As I write this, I realize I am not alone in this act of unburdening, but that my co-creator is Grief. We have begrudgingly known each other for as long as I can remember. Well, more accurately, I have begrudgingly known Grief and Grief has just been…
I used to do everything in my power to evade Grief’s grasp, to prolong Grief’s settling in, but especially to prevent her coming at all, of course, to no avail. The one thing I refused to try was to meet her and the lessons she came bearing, not with fear or fierce resistance, but with open arms and mind alike.
Now, as I prepare to enter my 28th solar cycle, I welcome Grief as an old friend and my greatest teacher. The space she inhabits in my life is no longer completely debilitating, though, don’t get me wrong, I still get my fair share of the dark and twisties (I just started watching Grey’s Anatomy and phrases from the show live rent-free in my brain).
It helps to remind myself that healing isn’t linear, and shadows cannot manifest without light. So, with this in mind, I realize the weight of Grief was so very crippling due to the extremity of my attachment to people, places, and things that were never mine to keep. And so, I ponder this iconic Shakespearean verse with a heart well-rounded, and aimed at accepting what has come to pass, what is, and what shall be.
These violent delights have violent ends
And in their triumph die, like fire and powder,
Which as they kiss consume: the sweetest honey
Is loathsome in his own deliciousness
And in the taste confounds the appetite:
Therefore, love moderately; long love doth so;
Too swift arrives as tardy as too slow.
I am tired of violent ends, so I embrace temperance.

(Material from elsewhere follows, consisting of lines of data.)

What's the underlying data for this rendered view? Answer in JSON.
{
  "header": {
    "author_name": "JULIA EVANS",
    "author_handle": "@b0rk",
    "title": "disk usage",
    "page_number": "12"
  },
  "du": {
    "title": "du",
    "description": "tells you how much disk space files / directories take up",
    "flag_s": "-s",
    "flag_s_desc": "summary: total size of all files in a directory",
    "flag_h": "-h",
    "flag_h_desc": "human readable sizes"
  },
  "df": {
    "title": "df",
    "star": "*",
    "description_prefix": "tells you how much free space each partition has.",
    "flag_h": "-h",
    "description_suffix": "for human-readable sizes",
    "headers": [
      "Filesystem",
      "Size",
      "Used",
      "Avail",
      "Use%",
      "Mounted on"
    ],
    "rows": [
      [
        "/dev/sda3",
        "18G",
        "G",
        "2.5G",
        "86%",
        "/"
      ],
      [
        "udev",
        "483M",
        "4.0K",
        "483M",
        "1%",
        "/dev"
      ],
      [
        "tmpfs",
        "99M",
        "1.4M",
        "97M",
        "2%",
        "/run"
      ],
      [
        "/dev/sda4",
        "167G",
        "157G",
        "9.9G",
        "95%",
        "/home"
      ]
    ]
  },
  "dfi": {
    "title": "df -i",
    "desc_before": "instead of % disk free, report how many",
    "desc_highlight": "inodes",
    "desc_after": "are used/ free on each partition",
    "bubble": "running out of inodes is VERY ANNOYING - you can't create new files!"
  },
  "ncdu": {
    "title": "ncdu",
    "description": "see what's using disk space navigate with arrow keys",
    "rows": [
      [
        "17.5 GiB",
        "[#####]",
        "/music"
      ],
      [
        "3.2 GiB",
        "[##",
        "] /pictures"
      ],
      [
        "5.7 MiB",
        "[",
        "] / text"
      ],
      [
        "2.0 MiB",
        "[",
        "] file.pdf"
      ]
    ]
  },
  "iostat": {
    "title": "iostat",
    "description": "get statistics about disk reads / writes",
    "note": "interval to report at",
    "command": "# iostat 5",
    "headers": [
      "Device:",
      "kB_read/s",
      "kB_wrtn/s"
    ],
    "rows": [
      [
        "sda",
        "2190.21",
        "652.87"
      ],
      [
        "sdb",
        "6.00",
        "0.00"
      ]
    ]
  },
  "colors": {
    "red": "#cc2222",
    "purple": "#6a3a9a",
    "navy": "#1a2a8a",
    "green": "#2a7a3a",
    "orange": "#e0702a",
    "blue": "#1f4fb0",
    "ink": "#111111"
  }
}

I am tired of the unsustainability of my own eager nature, which seeks to consume and be consumed by everything that piques my interest, even fleetingly. And though this insatiably curious beast lives within me for all eternity, I am learning to integrate her into my being, rather than to abandon her for my own preservation. To leave her behind would be to reject myself, and Divinity knows I have done enough of that for a lifetime.
For this very tough lesson, I am grateful. I am grateful for the sustainability that lives within my own solitary existence and for Grief’s lesson in grounding and grace. As I reflect on this entry, yes, some endings were sickeningly violent. But finally, I have learned to find wholeness in the culmination of these cosmic lessons, for they have led me back home to myself.